Integral = $\sin^{-1}{\sqrt{\frac{x+1}{x}}}+{\sqrt{x^2+x}}+c$

• Typo: $dx=-\dfrac{2t}{(t^2-1)^{2}}dt$. Apr 4, 2013 at 11:48

One hint may be to set $t=\sqrt{\frac{x+1}{x}}$

• @ Babak S.: great hint indeed. Thanks !! Apr 4, 2013 at 11:45
• You'r welcome :-) Apr 4, 2013 at 16:34
• Nice! ;-) $+1{}{}{}{}$ Apr 5, 2013 at 1:31

My calculus text book says ∫(sec x)^3 dx = (1/2) sec(x) tan(x) + (1/2) ∫sec x dx The integral of the secant function can be found here. http://en.wikipedia.org/wiki/Integral_of_the_secant_function I think that might be part of the solution at least.

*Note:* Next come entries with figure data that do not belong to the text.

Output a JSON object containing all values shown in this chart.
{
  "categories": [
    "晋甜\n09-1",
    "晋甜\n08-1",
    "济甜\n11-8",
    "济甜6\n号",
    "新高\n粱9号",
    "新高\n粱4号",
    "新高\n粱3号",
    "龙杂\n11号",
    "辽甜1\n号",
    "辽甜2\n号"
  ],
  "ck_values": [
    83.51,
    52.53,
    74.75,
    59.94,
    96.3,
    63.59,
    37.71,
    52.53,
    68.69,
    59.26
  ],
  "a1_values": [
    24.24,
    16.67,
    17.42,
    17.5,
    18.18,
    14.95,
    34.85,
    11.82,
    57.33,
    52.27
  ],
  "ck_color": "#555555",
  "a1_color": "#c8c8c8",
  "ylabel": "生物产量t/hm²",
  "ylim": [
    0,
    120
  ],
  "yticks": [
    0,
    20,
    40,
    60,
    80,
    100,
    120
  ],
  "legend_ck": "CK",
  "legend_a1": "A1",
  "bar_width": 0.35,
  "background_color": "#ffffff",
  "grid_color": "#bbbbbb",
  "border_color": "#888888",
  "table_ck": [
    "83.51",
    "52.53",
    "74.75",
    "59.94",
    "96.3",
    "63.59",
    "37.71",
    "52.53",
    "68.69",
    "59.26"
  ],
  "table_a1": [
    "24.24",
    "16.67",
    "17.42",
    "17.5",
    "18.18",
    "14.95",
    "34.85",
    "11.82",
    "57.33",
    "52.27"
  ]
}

Use integration by parts to solve for $\int \sec^3 \theta d \theta$ $$u = \sec \theta$$ $$dv = \sec^2 \theta d \theta$$

$$\int sec^3 \theta d \theta = \sec \theta \tan \theta - \int \sec \theta \tan^2 \theta d \theta$$

$$\int sec^3 \theta d \theta = \sec \theta \tan \theta - \int \sec \theta (\sec^2 \theta - 1)$$

$$\int \sec^3 \theta d \theta = \sec \theta \tan \theta - \int \sec^3 \theta d \theta + \int \sec \theta d \theta$$

$$2\int \sec^3 \theta d\theta = \sec \theta \tan \theta + \int \sec \theta d \theta$$

$$\int \sec^3 \theta d \theta = \frac{1}{2} \sec \theta \tan \theta + \frac{1}{2} \ln\left|sec \theta + \tan \theta \right| + C$$

$$2\int \sec^3 \theta d \theta = \sec \theta \tan \theta + \ln\left|sec \theta + \tan \theta \right| + C$$

I used parts of my answer in this question.